【読書】セリエA発アウシュヴィッツ行き~悲運の優勝監督の物語~

12月W杯があってその流れで・・・
ではなく、4,5年前かにセリエAでスクデッドを獲った監督がユダヤ人で
アウシュビッツで悲しい最後を遂げたという記事があり

記事内にもある『スクデットからアウシュビッツへ』(2007)
の日本語訳が12月に発売していたのを年末発見し、近所の本屋で購入。

戦中日本プロ野球の書籍を連続で読んでいたが、
奇しくも欧州サッカーの「戦中」の書籍を読みました。
この本は兎にも角にも悲しい・・・。
書籍の主役であるユダヤ系ハンガリー人、アールパード・ヴァイス(Árpád Weisz)

1924年パリ五輪ではハンガリー代表にも選ばれるも怪我もあり引退
指導者としてセリエAのインテルでスクデッド1回、ボローニャでスクデッド2回(1935–36, 1936–37で連覇)という名将。
当時イングランドのアーセナルでやっとWMシステムができて、それに近い感じの当時は革新的なシステムでセリエAを制覇
1930年代はワールドカップ黎明期でイタリアが連覇。
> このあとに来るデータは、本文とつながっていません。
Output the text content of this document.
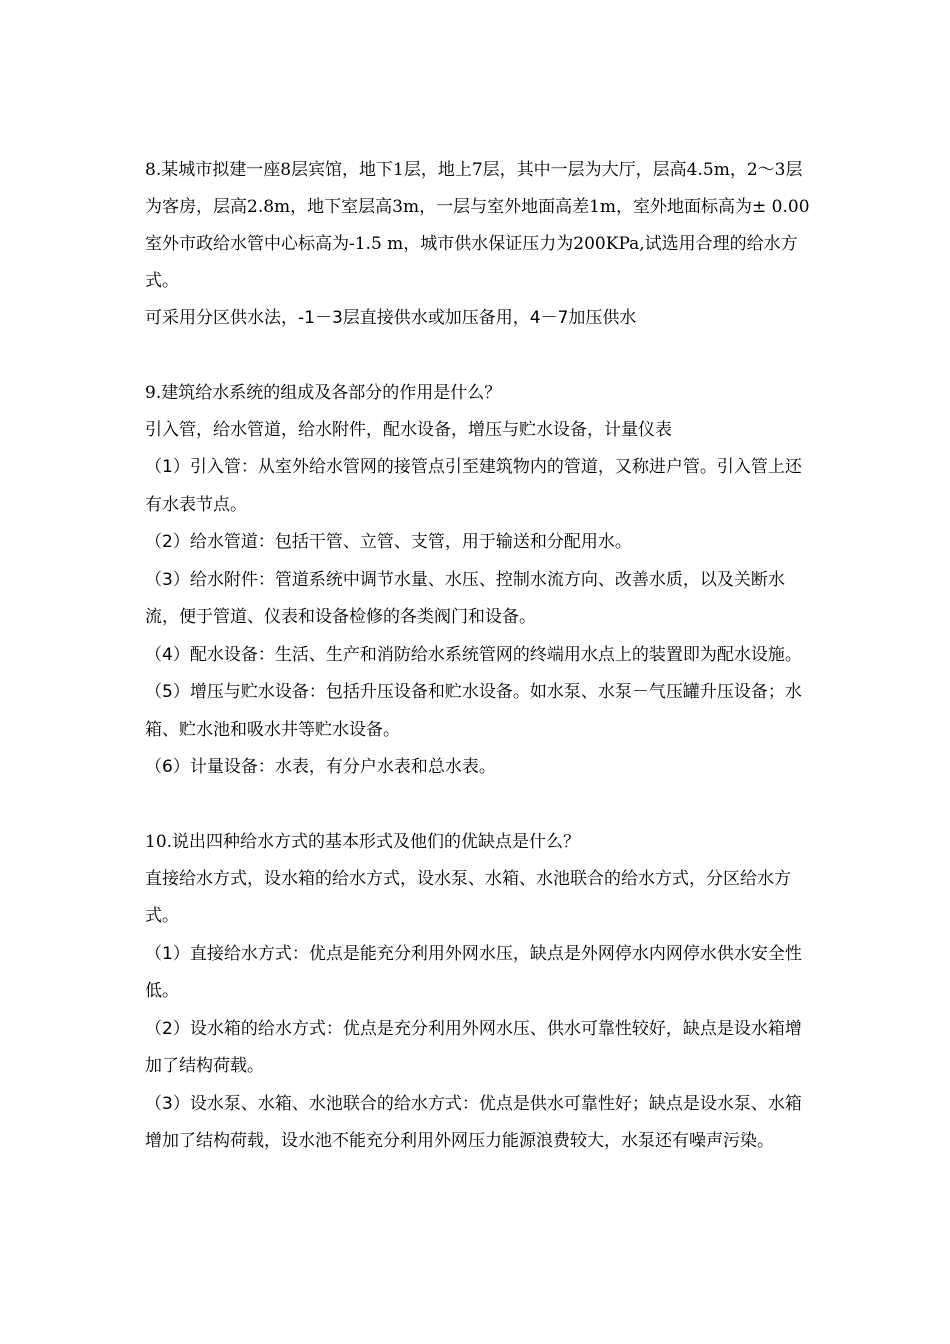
8.某城市拟建一座8层宾馆，地下1层，地上7层，其中一层为大厅，层高4.5m，2～3层为客房，层高2.8m，地下室层高3m，一层与室外地面高差1m，室外地面标高为± 0.00 室外市政给水管中心标高为-1.5 m，城市供水保证压力为200KPa,试选用合理的给水方式。

可采用分区供水法，-1－3层直接供水或加压备用，4－7加压供水

9.建筑给水系统的组成及各部分的作用是什么？

引入管，给水管道，给水附件，配水设备，增压与贮水设备，计量仪表

（1）引入管：从室外给水管网的接管点引至建筑物内的管道，又称进户管。引入管上还有水表节点。

（2）给水管道：包括干管、立管、支管，用于输送和分配用水。

（3）给水附件：管道系统中调节水量、水压、控制水流方向、改善水质，以及关断水流，便于管道、仪表和设备检修的各类阀门和设备。

（4）配水设备：生活、生产和消防给水系统管网的终端用水点上的装置即为配水设施。

（5）增压与贮水设备：包括升压设备和贮水设备。如水泵、水泵－气压罐升压设备；水箱、贮水池和吸水井等贮水设备。

（6）计量设备：水表，有分户水表和总水表。

10.说出四种给水方式的基本形式及他们的优缺点是什么？

直接给水方式，设水箱的给水方式，设水泵、水箱、水池联合的给水方式，分区给水方式。

（1）直接给水方式：优点是能充分利用外网水压，缺点是外网停水内网停水供水安全性低。

（2）设水箱的给水方式：优点是充分利用外网水压、供水可靠性较好，缺点是设水箱增加了结构荷载。

（3）设水泵、水箱、水池联合的给水方式：优点是供水可靠性好；缺点是设水泵、水箱增加了结构荷载，设水池不能充分利用外网压力能源浪费较大，水泵还有噪声污染。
ファシズム政権下での開催での優勝で色々言われてもいるが
当時のイタリア代表監督ヴィットーリオ・ポッツォはこのヴァイスの戦術を参考にしたと言われているようで
ますますすごい監督さんなんだなと・・・。

ここまでで終われば革新的な指導者で終わるんだが、時代は二次大戦に向かっている世の中
どんどん追い詰められて最後は一家で悲しい結末に・・・。

なぜもっと早く南米とかに逃げなかったんだとか思ってしまうが
当時の欧州はあっという間にユダヤ人迫害を加速させて、今のようにリアルタイムで知るすべもなく
不安のまま逮捕→収容所へという下りはもう悲しくて悲しくて・・・

欧州中でこういう素晴らしい才能の損失が行われていたんだなぁということと
インテル、ボローニャでスクデッド獲るような名将が最近まで忘れ去られていたということが
また切ない。

生きていたら戦後のマジック・マジャールに関わっていたりしたのだろうかとか
1954年のワールドカップも結果変わったのかとかタラレバ言ってもしゃあないけど思わずにはいられない。

最初の記事が出たときから衝撃で覚えていたけど、
今回の書籍もあっという間に読めた。
今はボローニャやインテルの本拠地でヴァイスの功績を称え偲ぶプレートがあるという。
だいぶ年月は経ってしまったが、スポーツ界はこういった偉大なパイオニアが正当に評価される状況であって欲しいです。